Pubs are a British institution, a tradition which has held for centuries. But now the beer is drying up, and many taprooms are boarding up their doors and windows up for good. Just a few years ago, pubs around the UK were closing at a staggering rate of 29 per week. While that figure has dropped, pubs are still closing at a rate of around two premises per day, risking the long-term future of this mainstay of British culture.
The decline of one of the UK’s most iconic industries has been caused by a number of factors. Increased tax burdens, business rates, the ban on smoking in public places and cultural shifts and attitudes towards alcohol have all been pinpointed as culprits. But pubs have always been a staple in British communities, and landlords threatened with closure are finding new ways to stay in operation.
Communities can band together to buy the pub
Cooperative pubs are becoming commonplace, as more communities are getting together to buy a failing local pub. According to a report published in July 2017, the cooperative pub sector had grown by 15%, with 50 community pubs now trading around England and Wales. They are able to do this by taking advantage of the Localism Act, which allows the pub to be listed as an asset of community value (ACV). If an ACV listed pub is ever put up for sale, it is subject to an initial six week moratorium period; if the community decides they could raise the funds to buy, the moratorium period can be extended to six months.
In some cases, the pub can be sold to the community before it closes down for good, allowing for no interruption in serving its regular customers. In some cases, the money doesn’t necessarily come from the local community alone. Kitty Smith, the secretary of the cooperative that bought the Butchers Arms in Cumbria, explained how the online fundraising proved so popular that they were dealing with investors from Alaska and Australia who were keen to get in on the action.
Community-owned pubs often do more within the community beyond simply serving as a pub. According to Campaign for Real Ale (CAMRA), a good community pub “provides an environment where everyone should feel welcome and feel comfortable”. This could be through offering Mums and Tots groups, running senior citizen groups during the days and evenings, or by organising events that encourage social interactions such as pub quizzes. This can help to reignite the community spirit that the British are so famous for.

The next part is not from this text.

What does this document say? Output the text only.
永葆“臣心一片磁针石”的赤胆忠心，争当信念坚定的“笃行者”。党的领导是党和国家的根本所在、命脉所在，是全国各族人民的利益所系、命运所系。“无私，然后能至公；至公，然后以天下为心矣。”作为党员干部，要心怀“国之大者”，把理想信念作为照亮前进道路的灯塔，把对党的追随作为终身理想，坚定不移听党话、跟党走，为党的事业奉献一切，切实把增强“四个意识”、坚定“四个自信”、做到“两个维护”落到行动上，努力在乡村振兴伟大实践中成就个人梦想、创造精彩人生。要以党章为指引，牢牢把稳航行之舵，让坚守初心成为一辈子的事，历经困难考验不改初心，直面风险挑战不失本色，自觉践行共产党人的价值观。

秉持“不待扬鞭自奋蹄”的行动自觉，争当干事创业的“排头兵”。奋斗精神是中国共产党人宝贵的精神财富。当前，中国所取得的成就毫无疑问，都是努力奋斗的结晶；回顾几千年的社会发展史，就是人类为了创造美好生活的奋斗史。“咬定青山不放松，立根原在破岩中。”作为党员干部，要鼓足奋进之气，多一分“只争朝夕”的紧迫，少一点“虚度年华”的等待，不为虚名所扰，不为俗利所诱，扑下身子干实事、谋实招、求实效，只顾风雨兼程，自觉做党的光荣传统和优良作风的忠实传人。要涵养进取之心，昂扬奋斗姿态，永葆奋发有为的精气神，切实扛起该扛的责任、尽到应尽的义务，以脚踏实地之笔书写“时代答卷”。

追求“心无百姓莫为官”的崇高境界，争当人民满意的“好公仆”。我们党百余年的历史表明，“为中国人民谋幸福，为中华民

Property guardians can prevent pubs being turned into shops
Pubs that are forced to close run the risk of being bought out by other businesses and being converted into other uses. Under the Town and Country Planning Act, all drinking establishments can be converted into stores, such as retail outlets, without needing approval from the local planning authority. This can be much easier to do once the pub closes and becomes a vacant property, unless measures are taken to keep the pub open. However, if this isn’t possible, the best bet to ensuring a pub remains a pub is to offer it up to property guardianship.
This provides a number of benefits to the property owners, including protection against squatters and criminals looking to vandalise empty buildings. According to property protection experts Oaksure, property guardians also ensure that the building remains maintained, and is kept in good working and living condition. This makes it easier to get the establishment up and running again once someone has purchased the pub.

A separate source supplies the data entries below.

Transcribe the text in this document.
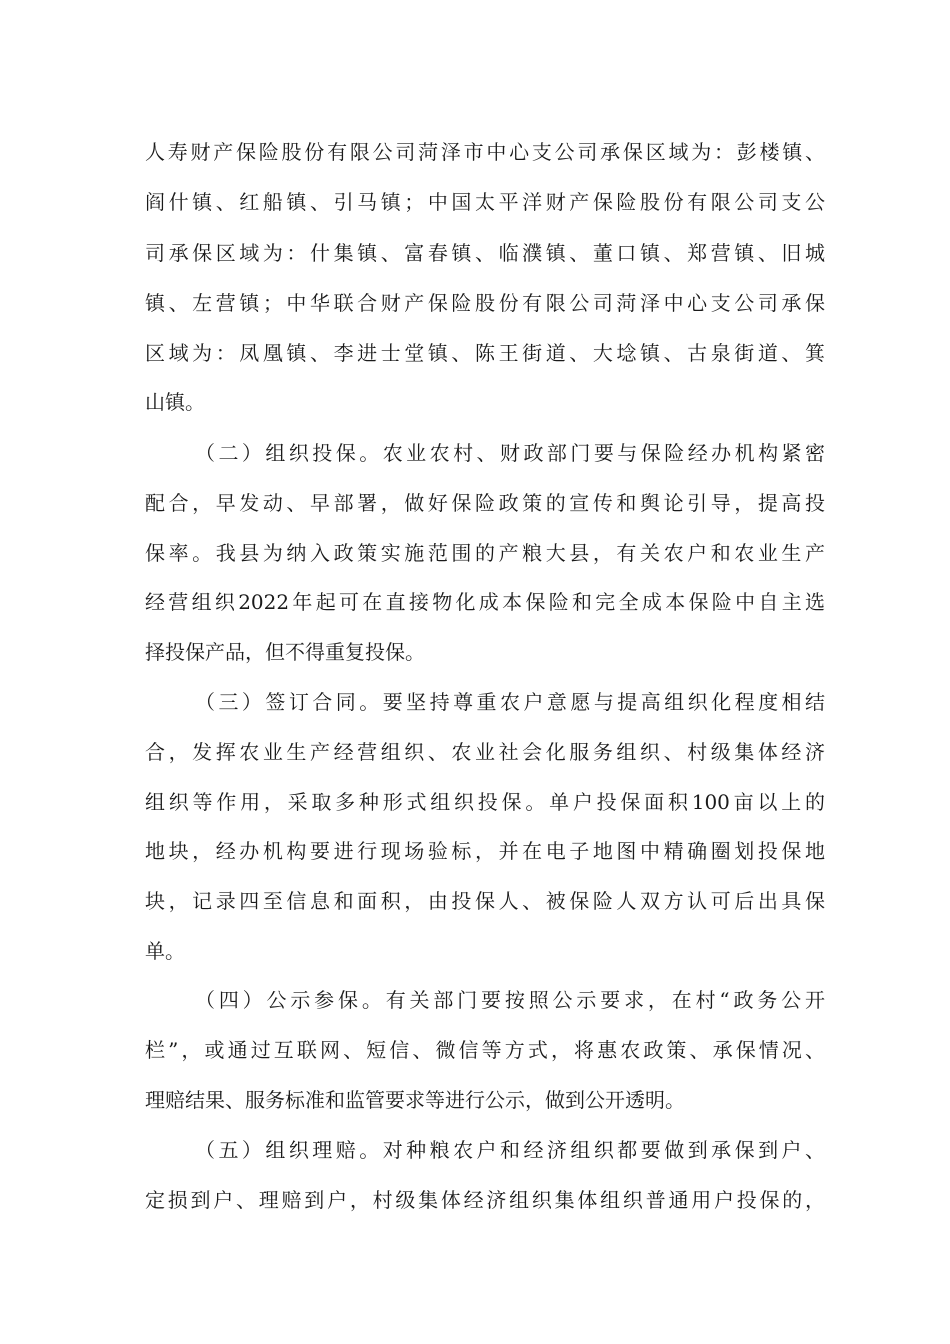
人寿财产保险股份有限公司菏泽市中心支公司承保区域为：彭楼镇、
阎什镇、红船镇、引马镇；中国太平洋财产保险股份有限公司支公
司承保区域为：什集镇、富春镇、临濮镇、董口镇、郑营镇、旧城
镇、左营镇；中华联合财产保险股份有限公司菏泽中心支公司承保
区域为：凤凰镇、李进士堂镇、陈王街道、大埝镇、古泉街道、箕
山镇。
（二）组织投保。农业农村、财政部门要与保险经办机构紧密
配合，早发动、早部署，做好保险政策的宣传和舆论引导，提高投
保率。我县为纳入政策实施范围的产粮大县，有关农户和农业生产
经营组织2022年起可在直接物化成本保险和完全成本保险中自主选
择投保产品，但不得重复投保。
（三）签订合同。要坚持尊重农户意愿与提高组织化程度相结
合，发挥农业生产经营组织、农业社会化服务组织、村级集体经济
组织等作用，采取多种形式组织投保。单户投保面积100亩以上的
地块，经办机构要进行现场验标，并在电子地图中精确圈划投保地
块，记录四至信息和面积，由投保人、被保险人双方认可后出具保
单。
（四）公示参保。有关部门要按照公示要求，在村“政务公开
栏”，或通过互联网、短信、微信等方式，将惠农政策、承保情况、
理赔结果、服务标准和监管要求等进行公示，做到公开透明。
（五）组织理赔。对种粮农户和经济组织都要做到承保到户、
定损到户、理赔到户，村级集体经济组织集体组织普通用户投保的，
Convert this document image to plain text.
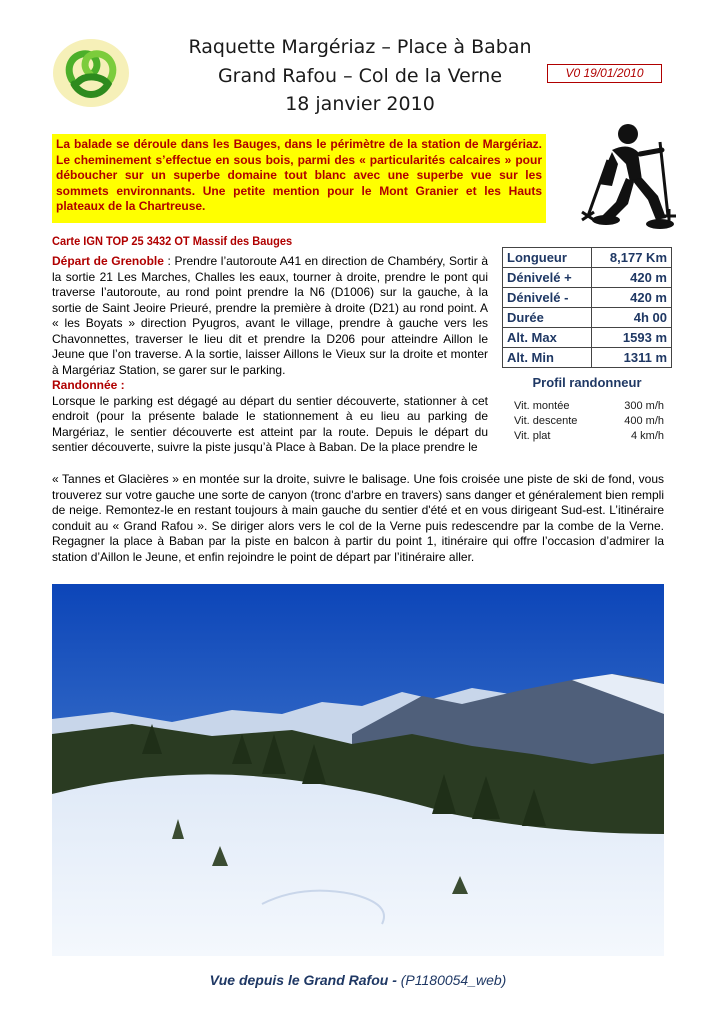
Raquette Margériaz – Place à Baban
Grand Rafou – Col de la Verne
18 janvier 2010
V0 19/01/2010
La balade se déroule dans les Bauges, dans le périmètre de la station de Margériaz. Le cheminement s’effectue en sous bois, parmi des « particularités calcaires » pour déboucher sur un superbe domaine tout blanc avec une superbe vue sur les sommets environnants. Une petite mention pour le Mont Granier et les Hauts plateaux de la Chartreuse.
Carte IGN TOP 25 3432 OT Massif des Bauges
Départ de Grenoble : Prendre l’autoroute A41 en direction de Chambéry, Sortir à la sortie 21 Les Marches, Challes les eaux, tourner à droite, prendre le pont qui traverse l’autoroute, au rond point prendre la N6 (D1006) sur la gauche, à la sortie de Saint Jeoire Prieuré, prendre la première à droite (D21) au rond point. A « les Boyats » direction Pyugros, avant le village, prendre à gauche vers les Chavonnettes, traverser le lieu dit et prendre la D206 pour atteindre Aillon le Jeune que l’on traverse. A la sortie, laisser Aillons le Vieux sur la droite et monter à Margériaz Station, se garer sur le parking.
Randonnée :
Lorsque le parking est dégagé au départ du sentier découverte, stationner à cet endroit (pour la présente balade le stationnement à eu lieu au parking de Margériaz, le sentier découverte est atteint par la route. Depuis le départ du sentier découverte, suivre la piste jusqu’à Place à Baban. De la place prendre le
« Tannes et Glacières » en montée sur la droite, suivre le balisage. Une fois croisée une piste de ski de fond, vous trouverez sur votre gauche une sorte de canyon (tronc d'arbre en travers) sans danger et généralement bien rempli de neige. Remontez-le en restant toujours à main gauche du sentier d'été et en vous dirigeant Sud-est. L’itinéraire conduit au « Grand Rafou ». Se diriger alors vers le col de la Verne puis redescendre par la combe de la Verne. Regagner la place à Baban par la piste en balcon à partir du point 1, itinéraire qui offre l’occasion d’admirer la station d’Aillon le Jeune, et enfin rejoindre le point de départ par l’itinéraire aller.
Longueur	8,177 Km
Dénivelé +	420 m
Dénivelé -	420 m
Durée	4h 00
Alt. Max	1593 m
Alt. Min	1311 m
Profil randonneur
Vit. montée	300 m/h
Vit. descente	400 m/h
Vit. plat	4 km/h
Vue depuis le Grand Rafou - (P1180054_web)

It’s much more beneficial for owners to open up their closed pubs to property guardians, as owners of empty properties are still required to pay business rates after a building has been left vacant for three months. Property guardians can be used as a way to generate some form of income during this period, as guardians are required to pay rent —which is much cheaper than classic accommodation costs. Pub landlords are already taking advantage of this scheme, and a number of old pubs are currently being looked after by property guardians around the UK, while the future of the building is uncertain. This method has proved successful for a number of pubs, including The Good Mixer, which hosted nine property guardians in the heart of Camden.
The demise of classic British pubs needs to be addressed. Pubs are a quintessential part of British culture, and every effort should be put in place to ensure that they remain open. Between using property guardians to buy some time before a landlord can buy the building to reopen it, or having the local community buy the pub, the future of British pubs could still be bright.